Which of the following indicates a fairly strong relationship between X and Y?
- R^2 = 0.9
- The p-value for the null hypothesis Beta1 = 0 is 0.0001
- The t-statistic for the null hypothesis Beta1 = 0 is 30
- R^2 = 0.9
Explanation:
R^2 is the correlation between the two variables and measures how closely they are associated. The p value and t statistic merely measure how strong is the evidence that there is a nonzero association. Even a weak effect can be extremely significant given enough data.
Suppose we are interested in learning about a relationship between X1 and Y, which we would ideally like to interpret as causal.
True or False? The estimate Beta1(hat) in a linear regression that controls for many variables (that is, a regression with many predictors in addition to X1) is usually a more reliable measure of a causal relationship than Beta1(hat) from a univariate regression on X1.
False.
Explanation:
Adding lots of extra predictors to the model can just as easily muddy the interpretation of Beta1(hat) as it can clarify it.

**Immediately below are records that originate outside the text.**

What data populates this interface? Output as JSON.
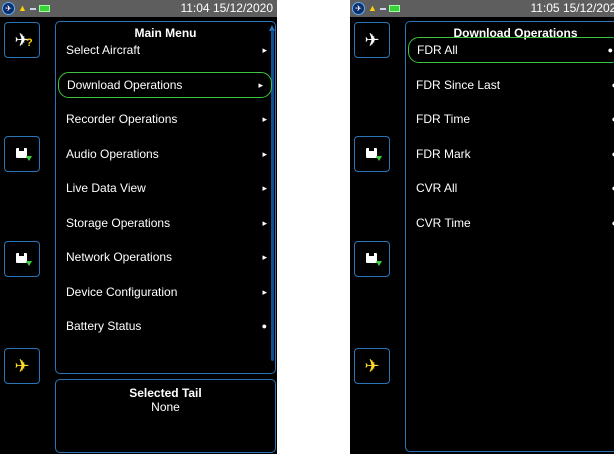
{
  "left_screen": {
    "status": {
      "time": "11:04 15/12/2020"
    },
    "menu": {
      "title": "Main Menu",
      "items": [
        {
          "label": "Select Aircraft",
          "marker": "▸"
        },
        {
          "label": "Download Operations",
          "marker": "▸",
          "selected": true
        },
        {
          "label": "Recorder Operations",
          "marker": "▸"
        },
        {
          "label": "Audio Operations",
          "marker": "▸"
        },
        {
          "label": "Live Data View",
          "marker": "▸"
        },
        {
          "label": "Storage Operations",
          "marker": "▸"
        },
        {
          "label": "Network Operations",
          "marker": "▸"
        },
        {
          "label": "Device Configuration",
          "marker": "▸"
        },
        {
          "label": "Battery Status",
          "marker": "●"
        }
      ]
    },
    "tail": {
      "title": "Selected Tail",
      "value": "None"
    }
  },
  "right_screen": {
    "status": {
      "time": "11:05 15/12/2020"
    },
    "menu": {
      "title": "Download Operations",
      "items": [
        {
          "label": "FDR All",
          "marker": "●",
          "selected": true
        },
        {
          "label": "FDR Since Last",
          "marker": "●"
        },
        {
          "label": "FDR Time",
          "marker": "●"
        },
        {
          "label": "FDR Mark",
          "marker": "●"
        },
        {
          "label": "CVR All",
          "marker": "●"
        },
        {
          "label": "CVR Time",
          "marker": "●"
        }
      ]
    }
  },
  "side_buttons": [
    {
      "icon": "airplane-question-icon"
    },
    {
      "icon": "save-download-icon"
    },
    {
      "icon": "save-download-icon"
    },
    {
      "icon": "airplane-icon",
      "color": "#ffdb2c"
    }
  ],
  "colors": {
    "panel_border": "#2a74b8",
    "selection_border": "#3ec33e",
    "status_bar": "#5e5e5e",
    "background": "#000000"
  }
}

One often reads in media reports of academic studies that “the investigators controlled for confounding variables,” but be skeptical!
Causal inference is a difficult and slippery topic, which cannot be answered with observational data alone without additional assumptions.
According to the balance vs ethnicity model, what is the predicted balance for an Asian in the data set? (within 0.01 accuracy)
[hint, see Ch. 3 slides handout p. 33]
$512.31
Explanation:
For an Asian, the predicted balance is the intercept plus the Asian ethnicity effect.
What is the predicted balance for an African American? (within .01 accuracy)
$531.00
Explanation:
For an African American, the predicted balance is just the intercept.
Note that despite the differing predictions, this difference is not statistically significant.